1341. Movie Rating
1. 문제
Table: Users
+---------------+---------+
| Column Name | Type |
+---------------+---------+
| user_id | int |
| name | varchar |
+---------------+---------+
user_id is the primary key (column with unique values) for this table.
Table: MovieRating
+---------------+---------+
| Column Name | Type |
+---------------+---------+
| movie_id | int |
| user_id | int |
| rating | int |
| created_at | date |
+---------------+---------+
(movie_id, user_id) is the primary key (column with unique values) for this table.
This table contains the rating of a movie by a user in their review.
created_at is the user's review date.
Write a solution to:
Find the name of the user who has rated the greatest number of movies. In case of a tie, return the lexicographically smaller user name.
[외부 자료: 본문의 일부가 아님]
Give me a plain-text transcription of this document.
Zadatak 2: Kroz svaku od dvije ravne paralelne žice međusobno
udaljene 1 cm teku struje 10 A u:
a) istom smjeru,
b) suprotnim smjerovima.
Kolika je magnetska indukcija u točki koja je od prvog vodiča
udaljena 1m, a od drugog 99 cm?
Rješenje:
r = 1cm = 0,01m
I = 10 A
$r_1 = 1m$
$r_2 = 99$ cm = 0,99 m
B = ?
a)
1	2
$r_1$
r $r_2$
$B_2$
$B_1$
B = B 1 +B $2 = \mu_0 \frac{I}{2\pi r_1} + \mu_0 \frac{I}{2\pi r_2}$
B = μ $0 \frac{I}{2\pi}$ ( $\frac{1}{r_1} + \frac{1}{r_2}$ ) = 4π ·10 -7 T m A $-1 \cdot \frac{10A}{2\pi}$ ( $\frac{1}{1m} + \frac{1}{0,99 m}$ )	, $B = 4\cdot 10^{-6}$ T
Find the movie name with the highest average rating in February 2020. In case of a tie, return the lexicographically smaller movie name.
2. 풀이
WITH user_movie_cnt as
(SELECT user_id, COUNT(DISTINCT movie_id) as movie_cnt
FROM MovieRating
GROUP BY user_id
),
movie_avg as
(SELECT movie_id, AVG(rating) as avg_rating
FROM MovieRating
GROUP BY movie_id
)
SELECT name as results
FROM Users
WHERE user_id =
(SELECT user_id
FROM user_movie_cnt
ORDER BY movie_cnt desc,
LIMIT 1
)
UNION
SELECT title as results
FROM Movies
WHERE movie_id =
(SELECT movie_id
FROM movie_avg
ORDER BY avg_rating desc
LIMIT 1)
직관적으로 UNION은 잘 떠올렸고..
근데 이렇게 한 row씩 선택해서 UNION 시킬거면 정렬조건이 선행되었어야 함 > 정렬조건 먹이려면 테이블 간 JOIN이 필수적임
(SELECT name as results
FROM Users u
JOIN MovieRating mr ON u.user_id = mr.user_id
GROUP BY u.user_id
ORDER BY COUNT(distinct mr.movie_id) DESC, u.name ASC
LIMIT 1)
UNION ALL
(SELECT title as results
FROM Movies m
JOIN MovieRating mr on m.movie_id = mr.movie_id
WHERE mr.created_at BETWEEN '2020-02-01' AND '2020-02-29'
GROUP BY m.movie_id
ORDER BY AVG(mr.rating) DESC, m.title ASC
LIMIT 1)
3. TIL
- ORDER BY에서 집계함수 쓰고 LIMIT 걸어서 최대/최솟값 뽑기
1321. Restaurant Growth
1. 문제
Table: Customer
+---------------+---------+
| Column Name | Type |
+---------------+---------+
| customer_id | int |
| name | varchar |
| visited_on | date |
| amount | int |
+---------------+---------+
In SQL,(customer_id, visited_on) is the primary key for this table.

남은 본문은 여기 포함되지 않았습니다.